Os principais candidatos à Presidência dizem ter como prioridade o desenvolvimento e o crescimento do PIB. A preservação ambiental é compatível com essa lógica?
Claro. Veja as melhores empresas. O Wal Mart disse a todos os fornecedores que só aceitará os que tiverem sustentabilidade. A Souza Cruz (fabricante de cigarros) tem o menor uso de veneno do mundo, porque sabe que custa caro.
As empresas de celulose no Brasil são as melhores do mundo, porque têm mais do que 20% da Reserva Legal, proteção maior do que 30 metros de cada lado do rio. Passou a ser um ativo estar acima da legislação ambiental.

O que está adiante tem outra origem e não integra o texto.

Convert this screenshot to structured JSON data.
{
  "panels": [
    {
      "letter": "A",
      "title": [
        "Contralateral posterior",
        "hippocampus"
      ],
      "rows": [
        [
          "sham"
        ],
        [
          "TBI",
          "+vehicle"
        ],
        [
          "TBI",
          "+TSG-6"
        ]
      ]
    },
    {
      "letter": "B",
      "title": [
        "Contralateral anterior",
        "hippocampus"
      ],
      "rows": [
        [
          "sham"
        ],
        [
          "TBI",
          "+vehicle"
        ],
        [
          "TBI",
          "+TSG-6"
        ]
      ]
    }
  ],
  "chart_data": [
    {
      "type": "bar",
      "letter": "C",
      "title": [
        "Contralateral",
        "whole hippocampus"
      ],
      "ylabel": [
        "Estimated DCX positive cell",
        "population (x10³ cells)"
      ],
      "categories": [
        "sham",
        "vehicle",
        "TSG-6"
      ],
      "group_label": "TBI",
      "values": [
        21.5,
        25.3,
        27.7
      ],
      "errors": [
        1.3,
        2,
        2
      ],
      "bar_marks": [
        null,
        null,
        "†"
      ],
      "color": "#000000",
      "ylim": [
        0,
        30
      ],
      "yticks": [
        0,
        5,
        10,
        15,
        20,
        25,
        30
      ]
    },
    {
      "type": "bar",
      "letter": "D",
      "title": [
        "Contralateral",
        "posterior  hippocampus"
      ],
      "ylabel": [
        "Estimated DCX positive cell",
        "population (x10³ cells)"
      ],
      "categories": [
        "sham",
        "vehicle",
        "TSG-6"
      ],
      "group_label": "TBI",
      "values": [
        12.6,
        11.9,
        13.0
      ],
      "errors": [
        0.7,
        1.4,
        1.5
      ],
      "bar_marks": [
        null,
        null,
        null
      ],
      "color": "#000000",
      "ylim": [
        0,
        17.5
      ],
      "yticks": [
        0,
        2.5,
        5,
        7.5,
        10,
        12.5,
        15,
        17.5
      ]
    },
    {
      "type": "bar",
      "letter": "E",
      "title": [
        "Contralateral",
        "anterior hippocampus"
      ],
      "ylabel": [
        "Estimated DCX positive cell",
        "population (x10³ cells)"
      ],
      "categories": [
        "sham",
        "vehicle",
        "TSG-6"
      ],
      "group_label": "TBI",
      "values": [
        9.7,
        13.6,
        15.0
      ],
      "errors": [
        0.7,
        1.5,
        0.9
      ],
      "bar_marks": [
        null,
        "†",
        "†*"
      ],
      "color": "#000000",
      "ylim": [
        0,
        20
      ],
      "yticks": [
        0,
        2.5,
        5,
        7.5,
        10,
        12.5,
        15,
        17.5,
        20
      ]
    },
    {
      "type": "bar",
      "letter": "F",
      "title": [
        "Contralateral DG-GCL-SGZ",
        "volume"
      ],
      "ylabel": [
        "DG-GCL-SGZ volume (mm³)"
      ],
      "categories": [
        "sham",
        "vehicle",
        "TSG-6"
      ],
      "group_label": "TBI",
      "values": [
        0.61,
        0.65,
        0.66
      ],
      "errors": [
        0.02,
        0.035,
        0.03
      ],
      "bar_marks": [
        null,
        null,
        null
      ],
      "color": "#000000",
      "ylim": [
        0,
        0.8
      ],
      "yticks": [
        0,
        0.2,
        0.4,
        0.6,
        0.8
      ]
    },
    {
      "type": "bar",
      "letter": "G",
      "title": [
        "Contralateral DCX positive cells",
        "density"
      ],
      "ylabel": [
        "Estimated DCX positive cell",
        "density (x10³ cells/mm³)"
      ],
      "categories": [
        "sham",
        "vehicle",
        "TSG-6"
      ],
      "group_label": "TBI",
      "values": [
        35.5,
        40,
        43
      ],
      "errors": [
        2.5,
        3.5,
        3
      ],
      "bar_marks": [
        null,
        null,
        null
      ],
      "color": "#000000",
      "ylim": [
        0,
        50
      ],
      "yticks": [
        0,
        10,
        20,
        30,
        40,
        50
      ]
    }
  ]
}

Veja abaixo os principais trechos da resposta do secretário executivo do Meio Ambiente, Francisco Gaetani:
– A energia hidrelétrica é uma opção estratégica do país e a ecologicamente mais adequada. O foco nos gargalos de infraestrutura é fundamental para o desenvolvimento nacional. O licenciamento ambiental vem se especializando e modernizando. As decisões do Ibama têm sido fundamentadas e validadas pela Justiça;
– O desmatamento na Amazônia teve as taxas de expansão mais baixas das últimas décadas. A Política Nacional de Resíduos Sólidos foi criada e está sendo implementada. A Política Nacional de Mudança Climática é uma realidade. Um novo Código Florestal – equilibrado e aderente à realidade brasileira – foi aprovado e se encontra em processo de implementação. Este é um excepcional momento da agenda ambiental no país;
– É preciso distinguir o desmatamento legal do ilegal. A Mata Atlântica abrange um vasto conjunto de Estados brasileiros. O combate ao desmatamento ilegal depende não apenas do governo federal mas também dos órgãos estaduais. O Governo prepara um Plano Nacional de Recuperação de Vegetação Nativa para ser implementado após a implementação do Cadastro Ambiental Rural;
– A agenda de saneamento básico é um dos maiores desafios nacionais, embora dependa fundamentalmente da ação de Estados e municípios. O Ministério das Cidades tem mudado o patamar dos investimentos destinados a enfrentar o problema;
– O Conselho Nacional de Recursos Hídricos conta com a ativa participação da sociedade civil. Os comitês federais de bacias são muitos e todos contam a participação da sociedade civil, conforme previsto em lei.